Las calles estaban desiertas, sólo en la puerta de los supermercados había colas interminables. Y no se podía entrar en ellas hasta que la encargada lo permitiera, previa descarga de gel en las manos de los clientes. Y dentro el local se vía escasez de productos. No había un solo rollo de papel higiénico como si con este producto la gente pudiera limpiarse del virus. Tampoco había guantes ni alcohol. Y del resto de productos sólo en cantidad pequeñas. Los estantes se veían semivacíos. La gente no hablaba, pasaba por los pasillos evitando rozarse entre sí. Parecíamos autómatas; se cogía rápidamente lo que se podía, enderezar el carrito de compra hacia la caja y luego ganar la calle. El temor al contagio nos hacía actuar así.

En la ciudad el estado de alarma afectó también al movimiento comercial, social, turístico, cultural, educativo. Todos los sectores se vieron afectados con esta medida. Se cerraron colegios, hoteles, casales, centros deportivos y de recreación como piscinas, gimnasios, cines, bares discotecas. Casi todo estaba cerrado. Sólo permanecían semiabiertas abiertas las farmacias, las panaderías, los mercados y las pequeñas tiendas que expendían productos alimenticios y otros de primera necesidad. Pero, para entrar en ellas, había que pasarse a veces hasta una hora haciendo cola junto a sus puertas.

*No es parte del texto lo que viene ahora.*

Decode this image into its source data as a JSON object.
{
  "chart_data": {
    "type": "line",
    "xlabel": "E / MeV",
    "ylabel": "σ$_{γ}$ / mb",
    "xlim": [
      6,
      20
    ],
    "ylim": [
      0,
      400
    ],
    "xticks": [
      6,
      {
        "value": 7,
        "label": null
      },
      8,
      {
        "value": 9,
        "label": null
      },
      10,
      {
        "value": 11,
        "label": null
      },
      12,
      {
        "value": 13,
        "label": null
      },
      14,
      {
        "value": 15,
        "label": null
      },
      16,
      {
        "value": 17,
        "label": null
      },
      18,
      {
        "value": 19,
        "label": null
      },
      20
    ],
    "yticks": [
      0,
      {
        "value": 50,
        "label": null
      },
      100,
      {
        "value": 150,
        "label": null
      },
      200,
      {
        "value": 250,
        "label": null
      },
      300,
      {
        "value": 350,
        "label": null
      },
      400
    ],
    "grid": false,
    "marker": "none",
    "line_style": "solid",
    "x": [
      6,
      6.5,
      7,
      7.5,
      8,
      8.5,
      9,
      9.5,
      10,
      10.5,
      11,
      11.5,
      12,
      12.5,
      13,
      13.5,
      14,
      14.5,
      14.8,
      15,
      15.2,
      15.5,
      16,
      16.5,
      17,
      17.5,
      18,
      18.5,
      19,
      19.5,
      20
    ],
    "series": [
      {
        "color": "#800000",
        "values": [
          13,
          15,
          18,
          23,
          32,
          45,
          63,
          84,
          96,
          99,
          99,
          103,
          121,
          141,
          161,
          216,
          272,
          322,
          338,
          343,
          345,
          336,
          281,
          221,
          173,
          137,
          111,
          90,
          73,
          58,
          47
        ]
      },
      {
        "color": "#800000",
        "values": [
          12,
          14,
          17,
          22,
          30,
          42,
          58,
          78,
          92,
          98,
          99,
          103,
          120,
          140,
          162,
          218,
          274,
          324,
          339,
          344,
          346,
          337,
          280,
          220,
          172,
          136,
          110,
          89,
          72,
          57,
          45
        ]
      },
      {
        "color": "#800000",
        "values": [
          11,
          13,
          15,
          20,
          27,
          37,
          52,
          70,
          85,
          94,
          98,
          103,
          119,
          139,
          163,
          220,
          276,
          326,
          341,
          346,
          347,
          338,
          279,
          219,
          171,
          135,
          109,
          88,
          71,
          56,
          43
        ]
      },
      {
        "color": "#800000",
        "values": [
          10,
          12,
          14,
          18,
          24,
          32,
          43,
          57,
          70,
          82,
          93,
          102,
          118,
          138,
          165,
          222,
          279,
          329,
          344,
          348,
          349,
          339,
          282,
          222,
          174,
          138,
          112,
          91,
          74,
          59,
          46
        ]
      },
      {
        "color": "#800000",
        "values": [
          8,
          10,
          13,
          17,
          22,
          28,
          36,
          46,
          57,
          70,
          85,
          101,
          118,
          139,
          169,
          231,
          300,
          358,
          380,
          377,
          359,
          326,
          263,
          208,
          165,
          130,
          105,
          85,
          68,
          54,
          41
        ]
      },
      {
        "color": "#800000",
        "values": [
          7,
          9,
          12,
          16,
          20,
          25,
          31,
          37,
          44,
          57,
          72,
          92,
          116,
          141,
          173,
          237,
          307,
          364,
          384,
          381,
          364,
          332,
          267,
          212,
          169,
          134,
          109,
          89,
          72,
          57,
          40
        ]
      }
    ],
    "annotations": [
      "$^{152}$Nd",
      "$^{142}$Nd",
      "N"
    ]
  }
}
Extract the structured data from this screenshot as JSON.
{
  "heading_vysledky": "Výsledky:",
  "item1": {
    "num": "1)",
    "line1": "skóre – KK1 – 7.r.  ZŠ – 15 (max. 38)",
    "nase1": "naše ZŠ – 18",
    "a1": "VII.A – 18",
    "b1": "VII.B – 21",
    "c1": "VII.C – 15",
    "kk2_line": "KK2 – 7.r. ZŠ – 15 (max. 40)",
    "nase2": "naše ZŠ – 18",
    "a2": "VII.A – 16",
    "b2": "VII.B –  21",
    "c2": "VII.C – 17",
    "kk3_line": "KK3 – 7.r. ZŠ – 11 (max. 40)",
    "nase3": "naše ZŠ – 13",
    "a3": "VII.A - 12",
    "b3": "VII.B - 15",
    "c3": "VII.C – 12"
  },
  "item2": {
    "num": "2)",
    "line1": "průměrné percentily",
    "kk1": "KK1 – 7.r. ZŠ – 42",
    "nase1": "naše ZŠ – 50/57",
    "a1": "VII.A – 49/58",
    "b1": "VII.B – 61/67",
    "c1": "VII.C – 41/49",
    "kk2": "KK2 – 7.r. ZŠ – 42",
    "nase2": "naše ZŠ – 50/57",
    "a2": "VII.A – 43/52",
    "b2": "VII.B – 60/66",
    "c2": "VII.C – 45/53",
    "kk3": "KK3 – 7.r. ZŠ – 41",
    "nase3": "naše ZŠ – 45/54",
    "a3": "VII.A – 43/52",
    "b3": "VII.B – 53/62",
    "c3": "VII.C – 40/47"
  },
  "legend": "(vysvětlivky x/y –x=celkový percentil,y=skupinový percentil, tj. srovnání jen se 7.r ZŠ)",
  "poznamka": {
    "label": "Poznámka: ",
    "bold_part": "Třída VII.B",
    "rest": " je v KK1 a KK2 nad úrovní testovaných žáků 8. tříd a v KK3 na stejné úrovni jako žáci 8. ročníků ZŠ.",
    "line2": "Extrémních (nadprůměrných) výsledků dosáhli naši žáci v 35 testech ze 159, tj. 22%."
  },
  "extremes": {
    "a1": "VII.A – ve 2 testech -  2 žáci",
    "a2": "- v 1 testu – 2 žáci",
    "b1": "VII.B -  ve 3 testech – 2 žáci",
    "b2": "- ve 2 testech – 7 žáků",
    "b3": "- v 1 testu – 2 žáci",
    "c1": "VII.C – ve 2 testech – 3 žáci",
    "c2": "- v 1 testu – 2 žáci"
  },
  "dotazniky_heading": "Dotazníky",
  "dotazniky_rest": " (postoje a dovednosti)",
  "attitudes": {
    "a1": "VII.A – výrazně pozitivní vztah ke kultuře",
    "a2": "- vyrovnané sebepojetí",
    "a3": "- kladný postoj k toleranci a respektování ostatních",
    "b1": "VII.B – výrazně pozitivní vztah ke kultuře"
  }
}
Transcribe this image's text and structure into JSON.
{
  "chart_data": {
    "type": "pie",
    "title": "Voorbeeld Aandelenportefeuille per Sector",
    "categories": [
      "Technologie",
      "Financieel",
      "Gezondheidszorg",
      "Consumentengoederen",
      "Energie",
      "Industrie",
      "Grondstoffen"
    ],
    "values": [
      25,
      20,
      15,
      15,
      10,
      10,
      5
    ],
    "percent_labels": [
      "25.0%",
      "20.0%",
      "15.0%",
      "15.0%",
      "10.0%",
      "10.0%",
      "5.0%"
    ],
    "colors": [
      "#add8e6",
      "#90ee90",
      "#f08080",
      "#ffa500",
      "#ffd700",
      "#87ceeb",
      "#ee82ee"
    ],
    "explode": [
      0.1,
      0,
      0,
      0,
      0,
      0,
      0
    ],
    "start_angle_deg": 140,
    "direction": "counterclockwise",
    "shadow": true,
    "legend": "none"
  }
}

La vida parecía haberse detenido de golpe. Sin más actividad que pasarnos el día dando vueltas por la sala, la cocina y las habitaciones, viendo mucha televisión, navegando por Internet y chateando con familiares y amigos. El confinamiento nos clavó dentro de casa donde cada día era igual que el anterior; aunque nos manteníamos unidos, compartiendo vivencias familiares y consumiendo lo que podíamos adquirir de las tiendas de comestibles. Teníamos que afrontar esta situación, hasta que la pandemia pasara y pudiéramos volver a la vida normal. Yo no sabía hasta cuándo duraría esta catástrofe ni mucho menos cuándo sería mi vuelta al trabajo.